`NSUndoManager` provides an awesomely simple method of undoing, that handles groups, menus and unlimited undo/redo. `prepareWithInvocationTarget` converts the undo manager into a proxy for the target, which records the next method call as an undo step. The method you call on undo manager should then be the step to undo what is currently being done. This is all you need do! It means that setter methods with undo can be as simple as this:

– (void)setSize:(float)newSize
{
[[undoManager prepareWithInvocationTarget:self] setSize:size]; // call to undo current set
size = newSize;
}

The problem

Live user interfaces are much more usable.
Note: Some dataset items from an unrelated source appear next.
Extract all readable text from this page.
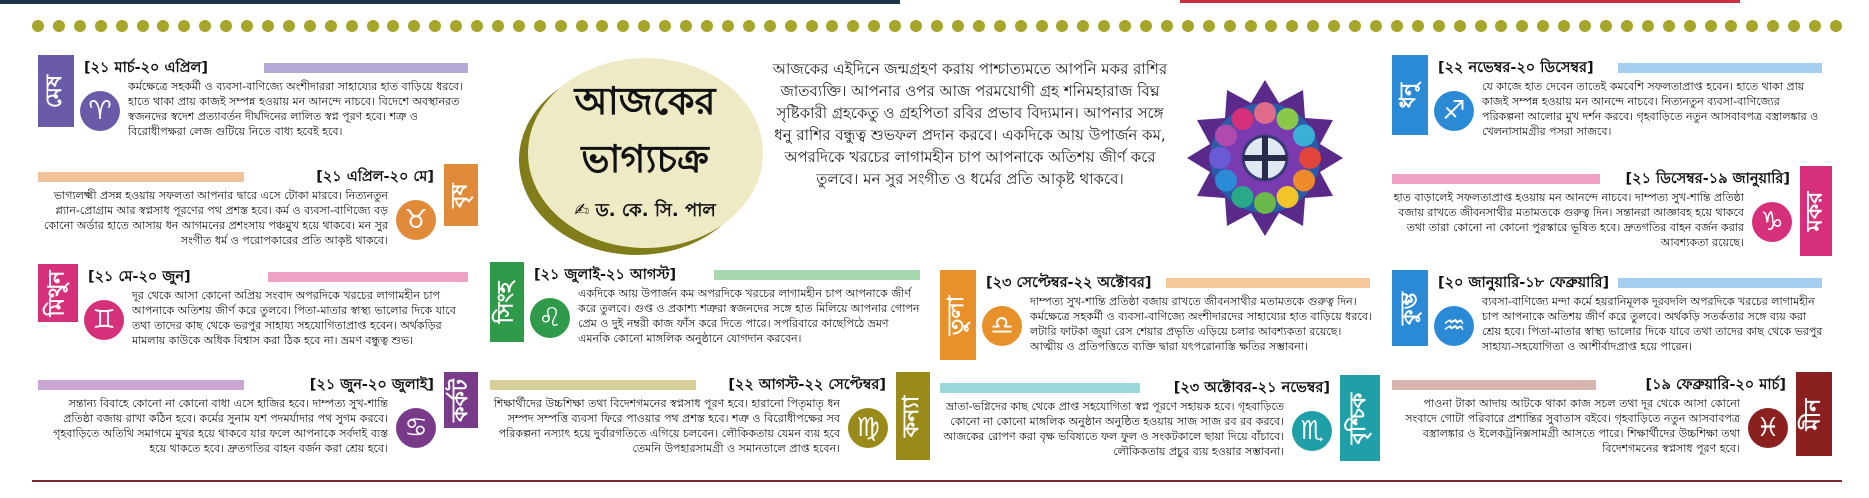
আজকের
ভাগ্যচক্র
✍ ড. কে. সি. পাল
আজকের এইদিনে জন্মগ্রহণ করায় পাশ্চাত্যমতে আপনি মকর রাশির জাতব্যক্তি। আপনার ওপর আজ পরমযোগী গ্রহ শনিমহারাজ বিঘ্ন সৃষ্টিকারী গ্রহকেতু ও গ্রহপিতা রবির প্রভাব বিদ্যমান। আপনার সঙ্গে ধনু রাশির বন্ধুত্ব শুভফল প্রদান করবে। একদিকে আয় উপার্জন কম, অপরদিকে খরচের লাগামহীন চাপ আপনাকে অতিশয় জীর্ণ করে তুলবে। মন সুর সংগীত ও ধর্মের প্রতি আকৃষ্ট থাকবে।
মেষ
[২১ মার্চ-২০ এপ্রিল]
♈
কর্মক্ষেত্রে সহকর্মী ও ব্যবসা-বাণিজ্যে অংশীদাররা সাহায্যের হাত বাড়িয়ে ধরবে। হাতে থাকা প্রায় কাজই সম্পন্ন হওয়ায় মন আনন্দে নাচবে। বিদেশে অবস্থানরত স্বজনদের স্বদেশ প্রত্যাবর্তন দীর্ঘদিনের লালিত স্বপ্ন পূরণ হবে। শত্রু ও বিরোধীপক্ষরা লেজ গুটিয়ে নিতে বাধ্য হবেই হবে।
বৃষ
[২১ এপ্রিল-২০ মে]
♉
ভাগ্যলক্ষ্মী প্রসন্ন হওয়ায় সফলতা আপনার দ্বারে এসে টোকা মারবে। নিত্যনতুন প্ল্যান-প্রোগ্রাম আর স্বপ্নসাধ পূরণের পথ প্রশস্ত হবে। কর্ম ও ব্যবসা-বাণিজ্যে বড় কোনো অর্ডার হাতে আসায় ধন আগমনের প্রশংসায় পঞ্চমুখ হয়ে থাকবে। মন সুর সংগীত ধর্ম ও পরোপকারের প্রতি আকৃষ্ট থাকবে।
মিথুন	[২১ মে-২০ জুন]
♊
দূর থেকে আসা কোনো অপ্রিয় সংবাদ অপরদিকে খরচের লাগামহীন চাপ আপনাকে অতিশয় জীর্ণ করে তুলবে। পিতা-মাতার স্বাস্থ্য ভালোর দিকে যাবে তথা তাদের কাছ থেকে ভরপুর সাহায্য সহযোগিতাপ্রাপ্ত হবেন। অর্থকড়ির মামলায় কাউকে অধিক বিশ্বাস করা ঠিক হবে না। ভ্রমণ বন্ধুত্ব শুভ।
কর্কট
[২১ জুন-২০ জুলাই]
♋
সন্তান্য বিবাহে কোনো না কোনো বাধা এসে হাজির হবে। দাম্পত্য সুখ-শান্তি প্রতিষ্ঠা বজায় রাখা কঠিন হবে। কর্মের সুনাম যশ পদমর্যাদার পথ সুগম করবে। গৃহবাড়িতে অতিথি সমাগমে মুখর হয়ে থাকবে যার ফলে আপনাকে সর্বদাই ব্যস্ত হয়ে থাকতে হবে। দ্রুতগতির বাহন বর্জন করা শ্রেয় হবে।
সিংহ
[২১ জুলাই-২১ আগস্ট]
♌
একদিকে আয় উপার্জন কম অপরদিকে খরচের লাগামহীন চাপ আপনাকে জীর্ণ করে তুলবে। গুপ্ত ও প্রকাশ্য শত্রুরা স্বজনদের সঙ্গে হাত মিলিয়ে আপনার গোপন প্রেম ও দুই নম্বরী কাজ ফাঁস করে দিতে পারে। সপরিবারে কাছেপিঠে ভ্রমণ এমনকি কোনো মাঙ্গলিক অনুষ্ঠানে যোগদান করবেন।
কন্যা
[২২ আগস্ট-২২ সেপ্টেম্বর]
♍
শিক্ষার্থীদের উচ্চশিক্ষা তথা বিদেশগমনের স্বপ্নসাধ পূরণ হবে। হারানো পিতৃমাতৃ ধন সম্পদ সম্পত্তি ব্যবসা ফিরে পাওয়ার পথ প্রশস্ত হবে। শত্রু ও বিরোধীপক্ষের সব পরিকল্পনা নস্যাৎ হয়ে দুর্বারগতিতে এগিয়ে চলবেন। লৌকিকতায় যেমন ব্যয় হবে তেমনি উপহারসামগ্রী ও সমানতালে প্রাপ্ত হবেন।
তুলা
[২৩ সেপ্টেম্বর-২২ অক্টোবর]
♎
দাম্পত্য সুখ-শান্তি প্রতিষ্ঠা বজায় রাখতে জীবনসাথীর মতামতকে গুরুত্ব দিন। কর্মক্ষেত্রে সহকর্মী ও ব্যবসা-বাণিজ্যে অংশীদারদের সাহায্যের হাত বাড়িয়ে ধরবে। লটারি ফাটকা জুয়া রেস শেয়ার প্রভৃতি এড়িয়ে চলার আবশ্যকতা রয়েছে। আত্মীয় ও প্রতিপত্তিতে ব্যক্তি দ্বারা যৎপরোনাস্তি ক্ষতির সম্ভাবনা।
বৃশ্চিক
[২৩ অক্টোবর-২১ নভেম্বর]
♏
ভ্রাতা-ভগ্নিদের কাছ থেকে প্রাপ্ত সহযোগিতা স্বপ্ন পূরণে সহায়ক হবে। গৃহবাড়িতে কোনো না কোনো মাঙ্গলিক অনুষ্ঠান অনুষ্ঠিত হওয়ায় সাজ সাজ রব রব করবে। আজকের রোপণ করা বৃক্ষ ভবিষ্যতে ফল ফুল ও সংকটকালে ছায়া দিয়ে বাঁচাবে। লৌকিকতায় প্রচুর ব্যয় হওয়ার সম্ভাবনা।
ধনু
[২২ নভেম্বর-২০ ডিসেম্বর]
♐
যে কাজে হাত দেবেন তাতেই কমবেশি সফলতাপ্রাপ্ত হবেন। হাতে থাকা প্রায় কাজই সম্পন্ন হওয়ায় মন আনন্দে নাচবে। নিত্যনতুন ব্যবসা-বাণিজ্যের পরিকল্পনা আলোর মুখ দর্শন করবে। গৃহবাড়িতে নতুন আসবাবপত্র বস্ত্রালঙ্কার ও খেলনাসামগ্রীর পসরা সাজবে।
মকর
[২১ ডিসেম্বর-১৯ জানুয়ারি]
♑
হাত বাড়ালেই সফলতাপ্রাপ্ত হওয়ায় মন আনন্দে নাচবে। দাম্পত্য সুখ-শান্তি প্রতিষ্ঠা বজায় রাখতে জীবনসাথীর মতামতকে গুরুত্ব দিন। সন্তানরা আজ্ঞাবহ হয়ে থাকবে তথা তারা কোনো না কোনো পুরস্কারে ভূষিত হবে। দ্রুতগতির বাহন বর্জন করার আবশ্যকতা রয়েছে।
কুম্ভ
[২০ জানুয়ারি-১৮ ফেব্রুয়ারি]
♒
ব্যবসা-বাণিজ্যে মন্দা কর্মে হয়রানিমূলক দূরবদলি অপরদিকে খরচের লাগামহীন চাপ আপনাকে অতিশয় জীর্ণ করে তুলবে। অর্থকড়ি সতর্কতার সঙ্গে ব্যয় করা শ্রেয় হবে। পিতা-মাতার স্বাস্থ্য ভালোর দিকে যাবে তথা তাদের কাছ থেকে ভরপুর সাহায্য-সহযোগিতা ও আশীর্বাদপ্রাপ্ত হয়ে পারেন।
মীন
[১৯ ফেব্রুয়ারি-২০ মার্চ]
♓
পাওনা টাকা আদায় আটকে থাকা কাজ সচল তথা দূর থেকে আসা কোনো সংবাদে গোটা পরিবারে প্রশান্তির সুবাতাস বইবে। গৃহবাড়িতে নতুন আসবাবপত্র বস্ত্রালঙ্কার ও ইলেকট্রনিক্সসামগ্রী আসতে পারে। শিক্ষার্থীদের উচ্চশিক্ষা তথা বিদেশগমনের স্বপ্নসাধ পূরণ হবে।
An example is a slider that updates the size of an object as you drag. Unfortunately live updating the object like this involves setting the size for every twitch of the mouse. This quickly stacks up hundreds of undo actions. Not only do these take up lots of memory, they cause `NSUndoManager` to slow down and your whole app takes a hit. One solution is to use a undo queue as suggested by Mark Dalrymple Undology 101. But this requires a restructuring of code that is both tedious and obsfucating.

My Solution

My solution to this problem is to provide a simple sub-class of `NSUndoManager` that handles this case without any change to your code structure. I introduce two new methods `prepareWithSkippableInvocationTarget` and `registerSkippableUndoWithTarget` that work in the same way as `prepareWithInvocationTarget` and `registerUndoWithTarget` except that they skip invocations that are duplicates of the previous undo call. In this way none of the existing functionality of `NSUndoManager` is changed, and it is extended to provide duplicate removal for skippable methods.

– (void)setSize:(float)newSize
{
[[undoManager prepareWithSkippableInvocationTarget:self] setSize:size];
size = newSize;
}

That’s it!

Warnings

* This and the previous solution can only be used on non-sideffect-non-destructive (skippable) methods.
* If actions are not handled over a single run loop cycle, there is going to be odd coalescing. (`NSUndoManager` groups automatically over a run loop cycle) If this is the case just use a notification queue or some extra logic to handle the special case using the standard method calls to the `NSUndoManager`.